Cool. Let the tartlets cool in the pans on wire racks for 10 minutes. Then, carefully remove the tarts and set them directly onto the wire racks to finish cooling. (Learn more: Why Every Baker Needs Wire Cooling Racks)
Tips for Success
Read over my baking tips for beginners, then follow these additional tips for perfect lemon chess tartlets.
- Don’t skip chilling the dough. It will be easier to handle once it’s chilled. You can just use your fingers to press the chilled dough into the muffin cups, but a small tart tamper works well, too.
- Use light-colored pans. Dark pans tend to over-bake the outside edges and the bottoms while leaving the inside under-baked.
- Let the melted butter cool. It doesn’t need to be all the way to room temperature, but you definitely don’t want to use it while it’s too warm. If you add it while it’s still hot, it won’t mix well with the cooler ingredients and may create a mixture that’s not as smooth as you’d like.
- Be careful removing the tarts from the pans. A thin knife or spatula should work well to help you get them out in one piece.

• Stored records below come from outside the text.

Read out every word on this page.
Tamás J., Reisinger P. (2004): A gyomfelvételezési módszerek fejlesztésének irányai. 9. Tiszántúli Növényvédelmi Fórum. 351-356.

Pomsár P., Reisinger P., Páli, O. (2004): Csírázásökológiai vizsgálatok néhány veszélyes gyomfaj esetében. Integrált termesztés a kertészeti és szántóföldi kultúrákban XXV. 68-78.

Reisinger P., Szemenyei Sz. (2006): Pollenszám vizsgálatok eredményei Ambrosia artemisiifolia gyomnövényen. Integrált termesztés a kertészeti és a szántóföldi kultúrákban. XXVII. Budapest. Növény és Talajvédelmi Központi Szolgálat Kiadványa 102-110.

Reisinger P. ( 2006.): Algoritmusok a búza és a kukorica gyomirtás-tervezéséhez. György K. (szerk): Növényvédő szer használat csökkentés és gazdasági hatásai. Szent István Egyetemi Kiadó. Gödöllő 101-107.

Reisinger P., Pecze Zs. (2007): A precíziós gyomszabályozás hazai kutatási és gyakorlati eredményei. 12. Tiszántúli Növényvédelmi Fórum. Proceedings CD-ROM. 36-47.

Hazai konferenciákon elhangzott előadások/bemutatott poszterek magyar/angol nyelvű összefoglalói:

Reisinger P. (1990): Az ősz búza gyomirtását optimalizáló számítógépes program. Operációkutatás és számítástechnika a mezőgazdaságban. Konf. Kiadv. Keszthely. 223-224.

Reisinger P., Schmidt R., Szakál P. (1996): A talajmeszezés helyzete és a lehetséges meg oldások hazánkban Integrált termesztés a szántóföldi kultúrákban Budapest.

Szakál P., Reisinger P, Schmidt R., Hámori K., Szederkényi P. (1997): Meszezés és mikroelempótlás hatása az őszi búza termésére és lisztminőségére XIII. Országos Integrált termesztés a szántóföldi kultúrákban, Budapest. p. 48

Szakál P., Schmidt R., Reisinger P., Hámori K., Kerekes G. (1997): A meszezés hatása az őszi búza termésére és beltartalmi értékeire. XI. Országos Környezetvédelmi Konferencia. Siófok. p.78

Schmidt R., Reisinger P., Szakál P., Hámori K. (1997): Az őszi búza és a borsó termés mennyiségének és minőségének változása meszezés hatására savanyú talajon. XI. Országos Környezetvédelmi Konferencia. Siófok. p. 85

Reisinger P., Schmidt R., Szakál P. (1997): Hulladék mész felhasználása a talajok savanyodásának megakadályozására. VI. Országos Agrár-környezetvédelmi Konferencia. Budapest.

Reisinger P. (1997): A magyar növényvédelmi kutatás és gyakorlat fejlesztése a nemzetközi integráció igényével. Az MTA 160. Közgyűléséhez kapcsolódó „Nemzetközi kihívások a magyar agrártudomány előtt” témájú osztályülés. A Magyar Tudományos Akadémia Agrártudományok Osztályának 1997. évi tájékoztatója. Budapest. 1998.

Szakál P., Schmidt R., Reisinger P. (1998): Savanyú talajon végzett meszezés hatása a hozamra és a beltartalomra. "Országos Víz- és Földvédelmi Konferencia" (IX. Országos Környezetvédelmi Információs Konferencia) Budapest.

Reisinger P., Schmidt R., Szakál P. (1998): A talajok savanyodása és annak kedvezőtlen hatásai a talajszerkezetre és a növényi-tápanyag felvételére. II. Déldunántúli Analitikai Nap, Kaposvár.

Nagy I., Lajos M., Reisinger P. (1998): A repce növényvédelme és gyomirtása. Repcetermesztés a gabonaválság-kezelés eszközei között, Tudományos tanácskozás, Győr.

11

These lemon chess tartlets are perfect on their own, but you can also dress them up a bit for a more impressive presentation. A few ideas include:
- Top each tartlet with toasted coconut flakes.
- Or, sprinkle toasted slivered almonds over the top at the end of baking.
- Dust lightly with confectioners’ sugar after the tarts have cooled.
- Sprinkle white chocolate shavings over the tops of the cooled tartlets.
- Garnish with fresh or candied lemon zest.
How to Store
Lemon chess tartlets will keep for up to 4 days in an airtight container in the refrigerator.
Can This Recipe Be Frozen?
Yes, these tartlets can be frozen for up to 3 months. Freeze them in a zip-top bag or airtight container with parchment paper between layers; let them thaw in the refrigerator before serving.